Seiring waktu berjalan, nama Ademir pun bergeser dari yang sengaja dilupakan menjadi sedikit manusiawi; terlupakan. Adalah Pele dan Garrincha yang membuat nama Ademir menjadi terlupakan. Luka rakyat Brasil selama delapan tahun terobati berkat keduanya. Gocekan Pele dan Garrincha mengantarkan gelar Piala Dunia 1958 dan 1962, dan nama Ademir dkk tenggelam dalam kesuksesan itu.

Keperkasaan Brasil di sepakbola pun lambat laun berbanding lurus dengan terlupakannya Ademir. Pele lah yang kemudian disebut selalu, legenda nomor satu dan role model dari para calon bintang sepakbola Brasil. Tengok saja Zico yang kemudian melegenda dan digelari Pele Putih.
 
Ya, Zico kemudian menjadi legenda, sementara Ademir tidak. Padahal kalau ukurannya adalah torehan prestasi, Zico tak lebih baik dari Ademir. Kalau Ademir hanya sekali gagal, si Pele Putih malah nirgelar bersama Seleccao di tiga edisi Piala Dunia.
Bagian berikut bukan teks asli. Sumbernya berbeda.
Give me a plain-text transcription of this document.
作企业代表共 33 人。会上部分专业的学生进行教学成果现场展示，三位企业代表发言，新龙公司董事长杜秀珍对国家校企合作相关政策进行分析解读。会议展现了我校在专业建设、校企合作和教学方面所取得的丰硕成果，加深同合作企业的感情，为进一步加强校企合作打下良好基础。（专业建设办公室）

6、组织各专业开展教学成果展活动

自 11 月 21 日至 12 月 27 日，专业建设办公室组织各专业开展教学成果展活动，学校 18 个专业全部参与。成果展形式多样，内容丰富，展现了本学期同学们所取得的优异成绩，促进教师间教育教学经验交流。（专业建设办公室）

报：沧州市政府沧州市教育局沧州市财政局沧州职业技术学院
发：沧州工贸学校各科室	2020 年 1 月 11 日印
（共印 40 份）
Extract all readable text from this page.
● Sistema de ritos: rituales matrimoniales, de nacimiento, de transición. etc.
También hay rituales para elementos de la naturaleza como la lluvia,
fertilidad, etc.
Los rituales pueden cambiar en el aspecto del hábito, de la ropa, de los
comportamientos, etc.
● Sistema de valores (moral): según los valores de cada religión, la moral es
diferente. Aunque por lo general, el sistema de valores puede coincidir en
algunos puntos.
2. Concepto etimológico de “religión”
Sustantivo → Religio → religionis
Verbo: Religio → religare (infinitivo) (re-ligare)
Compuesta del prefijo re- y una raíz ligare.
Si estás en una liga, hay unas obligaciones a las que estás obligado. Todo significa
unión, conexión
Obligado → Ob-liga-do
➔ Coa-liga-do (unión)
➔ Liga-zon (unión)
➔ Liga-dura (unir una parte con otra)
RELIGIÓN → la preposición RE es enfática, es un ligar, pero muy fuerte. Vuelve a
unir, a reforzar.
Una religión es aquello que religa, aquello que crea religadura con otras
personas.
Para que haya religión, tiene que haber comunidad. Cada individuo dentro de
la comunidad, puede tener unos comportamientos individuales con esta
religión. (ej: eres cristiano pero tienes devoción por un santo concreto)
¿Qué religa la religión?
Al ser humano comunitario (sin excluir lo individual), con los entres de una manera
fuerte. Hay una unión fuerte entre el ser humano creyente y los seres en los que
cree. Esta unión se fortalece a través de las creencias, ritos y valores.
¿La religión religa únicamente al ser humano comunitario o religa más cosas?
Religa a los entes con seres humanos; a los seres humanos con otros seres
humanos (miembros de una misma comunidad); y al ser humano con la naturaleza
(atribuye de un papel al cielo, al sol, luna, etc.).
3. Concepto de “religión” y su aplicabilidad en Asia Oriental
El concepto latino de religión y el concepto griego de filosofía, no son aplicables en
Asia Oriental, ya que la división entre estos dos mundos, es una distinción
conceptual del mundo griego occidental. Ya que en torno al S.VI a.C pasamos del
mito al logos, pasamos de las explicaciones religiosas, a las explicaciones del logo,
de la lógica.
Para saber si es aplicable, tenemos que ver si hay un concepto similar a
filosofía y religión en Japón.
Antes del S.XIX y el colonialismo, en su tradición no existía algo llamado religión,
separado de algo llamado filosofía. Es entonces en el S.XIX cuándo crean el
Namun, legenda tetaplah legenda. Sejarah tentangnya akan tetap ada, seberapun Brasil ingin menghapus namanya. Begitu juga dengan Si Hiu satu ini.

Semenjak 2006 lalu, atau tepatnya usai Brasil ditunjuk menjadi tuan rumah kembali, nama Ademir dan rekan-rekannya mulai muncul kembali ke permukaan. Beberapa dokumentarian mencoba menggali lebih dalam tentang skuat gagal ini. Salah satunya film dokumenter khusus tentang Ademir, Um Artilheiro No Meu Coracao (Sang Top Skor di Hatiku). Film ini sempat diputar di Brazilian Film Festival of London, Oktober 2013 lalu.



Maksud dokumentarian Brasil untuk menggali kembali sejarah sepakbolanya kali ini cukup bijak. Mereka hanya ingin rakyat Brasil belajar dari kekalahan dan kegagalan, dan tidak lagi membebankan ekspektasi berlebihan yang dipasang pada Seleccao di 2014 ini. Mereka tak ingin Neymar cs harus dilupakan atau terlupakan seperti Ademir.